Eating Fish Provides Immediate CVD Benefits for Young Women

December 05, 2011

December 5, 2011 (Copenhagen, Denmark) — The first large prospective study to examine fish consumption among young women has shown that even moderate intake of fish, just once a week, can be cardioprotective [1]. The findings are important for a number of reasons, says lead author Dr Marin Str ø m (Statens Serum Institut, Copenhagen, Denmark), who reports the results together with colleagues online December 5, 2011 in Hypertension.

First of all, they illustrate that the benefits of a healthy lifestyle can be obtained at a relatively young age. "We saw quite strong associations with cardiovascular diseases occurring in the study participants when they were in their late 30s," Strøm told heartwire . "The biggest challenge in getting health messages like this across to younger populations is that usually the benefits may not be evident for 30 or 40 years, but our study shows that this is not the case." By demonstrating that the benefits of eating fish are immediate, she and her colleagues believe it will be easier to convince people to make healthy choices."This is one of the things that makes our study stand out from most of the previous work in the field," she observes.

The research is also among the first to be conducted in women of childbearing age and examines primary prevention, she says. Most prior studies of this nature have been conducted in men, in the context of secondary prevention after a cardiovascular event. Studying women separately is important, Strøm says, because there is evidence that certain risk factors that can be influenced by fish consumption, such as triglyceride levels, "may have a more negative influence on cardiovascular risk in women than in men."

Never-Eaters Have Triple the Risk of CVD Compared With Fish Consumers

Strøm and colleagues used the Danish National Birth Cohort to identify young women and examine whether or not eating fish rich in omega-3 fatty acids might reduce cardiovascular risk, by linking to CV events as recorded in the Danish National Patients Registry.

Almost 50 000 women, with a median age of 30, were interviewed in early pregnancy by telephone or answered food frequency questionnaires about how much and how often they ate fish and what types. They were also questioned about other lifestyle choices and family history. Individuals taking fish-oil capsules (less than 5% of the population) were excluded from the analysis because it was not possible to calculate the actual intake of n-3 fatty acids from this source, said Strøm.

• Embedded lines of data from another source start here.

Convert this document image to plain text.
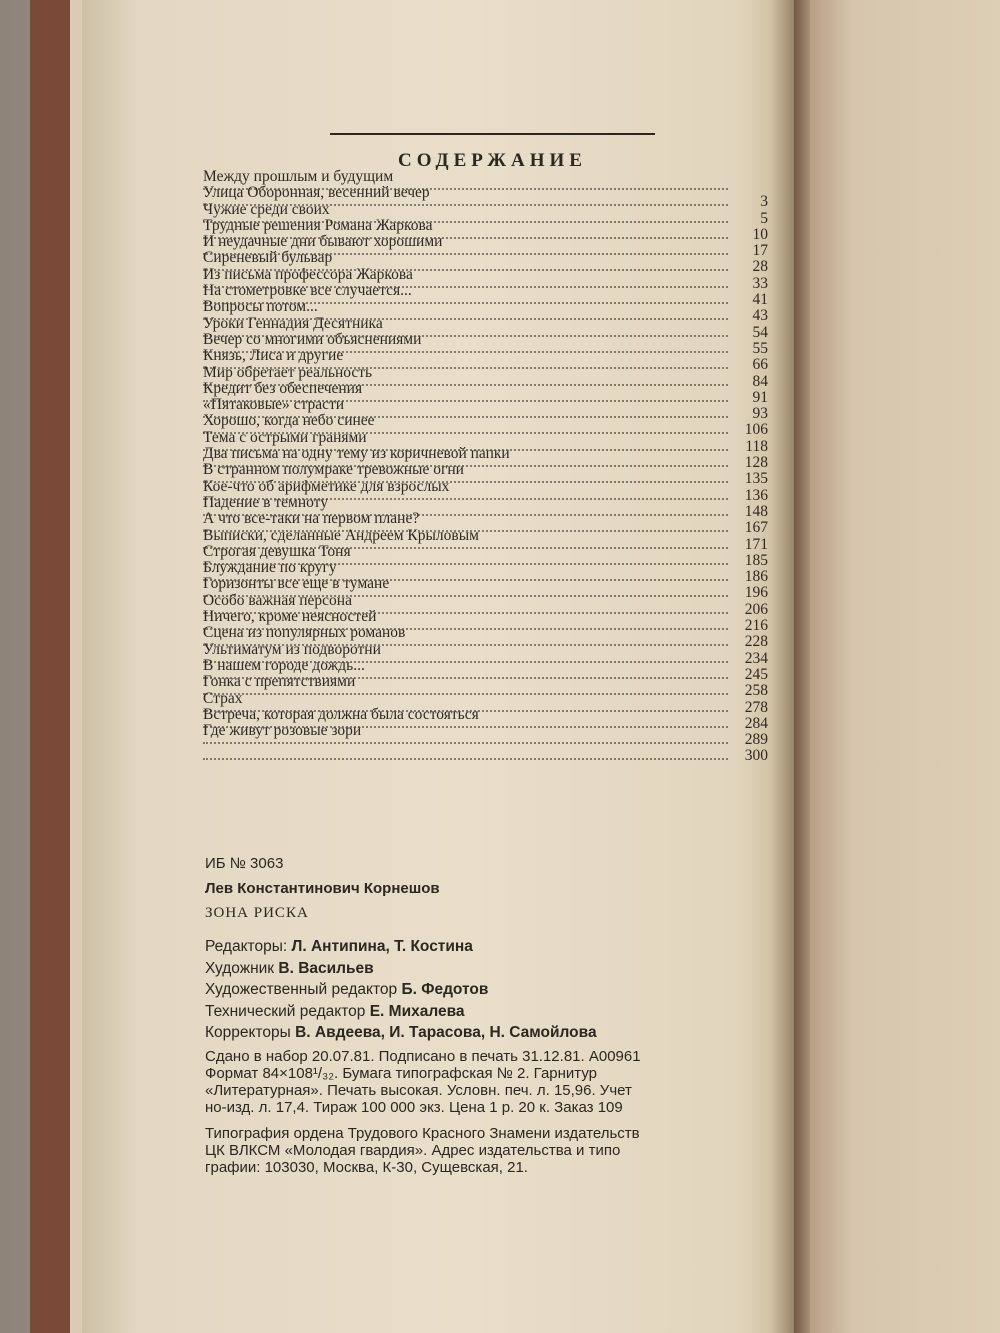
СОДЕРЖАНИЕ
Между прошлым и будущим
Улица Оборонная, весенний вечер
3
Чужие среди своих
5
Трудные решения Романа Жаркова
10
И неудачные дни бывают хорошими
17
Сиреневый бульвар
28
Из письма профессора Жаркова
33
На стометровке все случается...
41
Вопросы потом...
43
Уроки Геннадия Десятника
54
Вечер со многими объяснениями
55
Князь, Лиса и другие
66
Мир обретает реальность
84
Кредит без обеспечения
91
«Пятаковые» страсти
93
Хорошо, когда небо синее
106
Тема с острыми гранями
118
Два письма на одну тему из коричневой папки
128
В странном полумраке тревожные огни
135
Кое-что об арифметике для взрослых
136
Падение в темноту
148
А что все-таки на первом плане?
167
Выписки, сделанные Андреем Крыловым
171
Строгая девушка Тоня
185
Блуждание по кругу
186
Горизонты все еще в тумане
196
Особо важная персона
206
Ничего, кроме неясностей
216
Сцена из популярных романов
228
Ультиматум из подворотни
234
В нашем городе дождь...
245
Гонка с препятствиями
258
Страх
278
Встреча, которая должна была состояться
284
Где живут розовые зори
289
300
ИБ № 3063
Лев Константинович Корнешов
ЗОНА РИСКА
Редакторы: Л. Антипина, Т. Костина
Художник В. Васильев
Художественный редактор Б. Федотов
Технический редактор Е. Михалева
Корректоры В. Авдеева, И. Тарасова, Н. Самойлова
Сдано в набор 20.07.81. Подписано в печать 31.12.81. А00961
Формат 84×108¹/₃₂. Бумага типографская № 2. Гарнитур
«Литературная». Печать высокая. Условн. печ. л. 15,96. Учет
но-изд. л. 17,4. Тираж 100 000 экз. Цена 1 р. 20 к. Заказ 109
Типография ордена Трудового Красного Знамени издательств
ЦК ВЛКСМ «Молодая гвардия». Адрес издательства и типо
графии: 103030, Москва, К-30, Сущевская, 21.
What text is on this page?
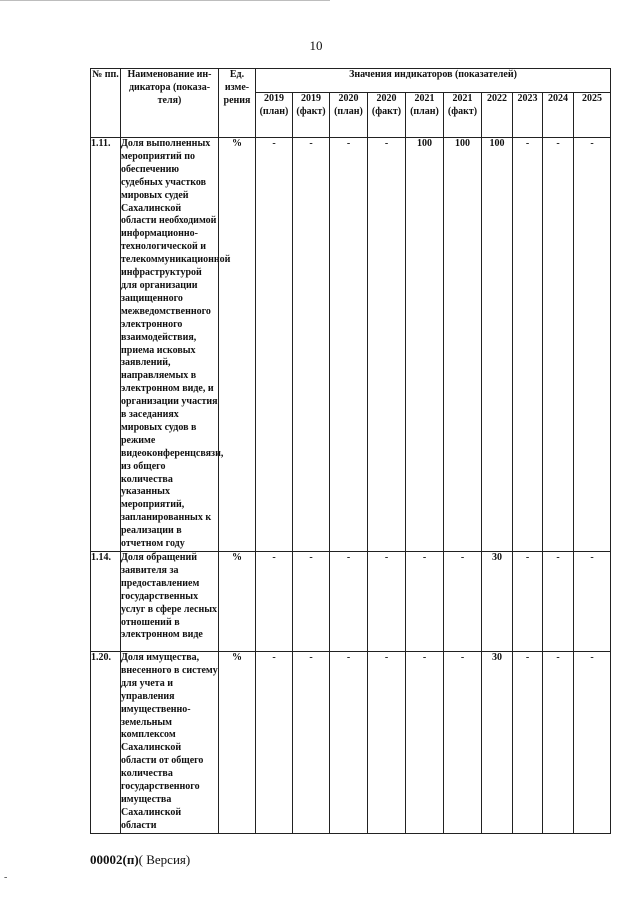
10
№ пп.	Наименование ин-дикатора (показа-теля)	Ед. изме-рения	Значения индикаторов (показателей)									
			2019 (план)	2019 (факт)	2020 (план)	2020 (факт)	2021 (план)	2021 (факт)	2022	2023	2024	2025
1.11.	Доля выполненных мероприятий по обеспечению судебных участков мировых судей Сахалинской области необходимой информационно-технологической и телекоммуникационной инфраструктурой для организации защищенного межведомственного электронного взаимодействия, приема исковых заявлений, направляемых в электронном виде, и организации участия в заседаниях мировых судов в режиме видеоконференцсвязи, из общего количества указанных мероприятий, запланированных к реализации в отчетном году	%	-	-	-	-	100	100	100	-	-	-
1.14.	Доля обращений заявителя за предоставлением государственных услуг в сфере лесных отношений в электронном виде	%	-	-	-	-	-	-	30	-	-	-
1.20.	Доля имущества, внесенного в систему для учета и управления имущественно-земельным комплексом Сахалинской области от общего количества государственного имущества Сахалинской области	%	-	-	-	-	-	-	30	-	-	-
00002(п)( Версия)
-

There were 577 cardiovascular events during the follow-up period (1996–2008; median eight years). Specifically, there were 328 events due to hypertensive disease, 146 due to cerebrovascular causes, and 103 from ischemic heart disease.

Those women who never or very rarely ate fish had an almost doubling of cardiovascular disease risk compared with those who ate fish every week (corresponding to 10 g of fish per day or higher; adjusted hazard ratio for lowest vs highest intake 1.91).

And in a subset of women who consistently reported the same frequency of fish intake on three different occasions during a period of 30 weeks, there was a threefold higher CVD risk for those women who never ate fish compared with those eating it every week (adjusted hazard ratio for lowest vs highest intake 2.91).

The women in this study mainly ate cod, plaice, salmon, herring, and mackerel, says Strøm.

The results, she says, are in line with previous observational studies based on older women that suggest that the potential cardiovascular benefits of fish can be obtained with relatively moderate intake of even just a couple of times a month.

However, she stresses that to obtain the greatest gain from fish, it should be consumed as a main meal at least twice a week. "There are other health benefits that are obtained only at high intakes," she observes.

Nutrients in Fish Essential for Fetal Brain Development

In answer to a question about the risk/benefit of fish for pregnant women, particularly with regard to mercury content, Strøm noted that species with high mercury contents, such as shark, "are not commonly consumed in Denmark." Nevertheless, she notes, most developed countries have now developed dietary guidelines for pregnant women advising that they should not eat predator fish in large amounts.

Fish is the most important dietary source for the fetus to ensure optimal brain development.

But she also observes that there have been studies that have shown that the gains from the particular nutrients found in fish, such as long-chain n-3 polyunsaturated fatty acids and selenium, outweigh the risks from contaminants such as mercury in pregnant women. "Fish is the most important dietary source for the fetus to obtain the long-chain fatty acids that we believe are necessary to ensure optimal brain development," she says. And a recent US review concluded that despite the risk of environmental contaminants with some fish types, the benefits of eating fish still outweigh the risks, she notes.

The authors report no conflicts of interest.